Blavatnik Says $22 Billion LyondellBasell Merger Was Worth ItBy
‘I would make the very same investment decision,’ he testifies
Unsecured creditors from 2009 bankruptcy seek billions back
“I would make the very same investment decision,” he said in a trial over whether the merger was overpriced to benefit him at the expense of creditors in the company’s 2009 bankruptcy. “Indeed, my faith in the combined company continues today,” according to his written testimony.
The $22 billion deal that created the chemical giant almost a decade ago is being scrutinized in Manhattan bankruptcy court as creditors seek to recover more than $1.7 billion from Blavatnik, his firm Access Industries Holdings LLC and other affiliates. They’re also seeking about $2 billion more from Blavatnik and other executives for alleged mismanagement of LyondellBasell.
Access Industries continues to be the company’s largest shareholder, having invested $2.3 billion in equity since its bankruptcy.
The deal was worth the price Basell NV paid -- $48 a share -- because Lyondell was more attractive than other targets at the time, Huntsman Corp. and GE Plastics, Blavatnik said.
“This is why I believed it was a wise decision for Basell to pay a premium for Lyondell’s shares, which of course is typical when buying control of a public company,” he testified.
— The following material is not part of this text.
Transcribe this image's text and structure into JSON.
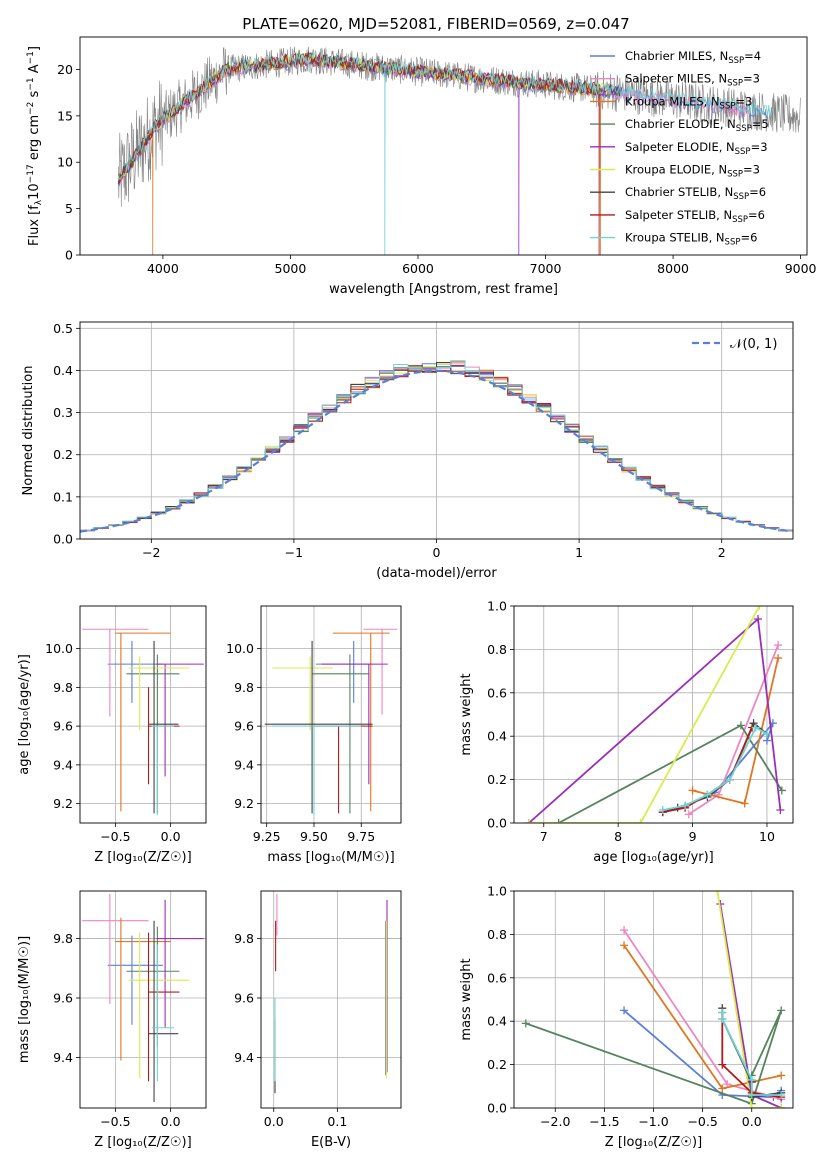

Creditors have assailed what they call the deal’s “blowout price,” considering Lyondell’s stock had seldom risen above $30 before then. They say Blavatnik extracted money by buying shares just before the offer and by collecting transaction fees. If the creditors can prove the money was improperly transferred away from the company, dooming it to fail, bankruptcy law could let them claw it back for sharing among all unsecured creditors.
Blavatnik, worth about $18.3 billion according to data compiled by Bloomberg, denies wrongdoing and says the suit is premised on the idea he could have seen the 2008 financial crisis coming. His lawyers said hurricanes, crane collapses and other events also contributed to the company’s bankruptcy, and would have been impossible to foresee.
During cross-examination Friday, creditors questioned to what extent Blavatnik pulled the strings on the merger and asked whether others at Basell had suggested a lower price, alleging that a former executive at Access Industries had said even $38 a share was too high.
Blavatnik said in court that he had conversations that authorized him to offer $48 share, despite creditors’ allegations that there were no formal documents to prove it.
“I don’t remember, but it’s customary that formal approvals have to be obtained,” he told U.S. Bankruptcy Judge Martin Glenn.
A trust for unsecured creditors sued in 2009, saying the company’s highly leveraged capital structure and the cost of the deal left it unable to fund its capital-intensive business in a cyclical lull in the chemicals industry. They cite analysts who predicted an industry slowdown after 2007, as well as signals that a recession was brewing at the time of the merger.
Publicly available market data, along with analyst and credit-rating information at the time, projected an adequately funded company, Blavatnik’s lawyers counter.
“To suggest LBI was foreseeably ‘doomed to fail’ in 2007 is, simply put, to rewrite history,” they said in court filings.
The trial is expected to continue for at least three weeks, with closing arguments sometime in December or January.
The case is Lyondell Litigation Trust, 09-01375, U.S. Bankruptcy Court Southern District of New York (Manhattan).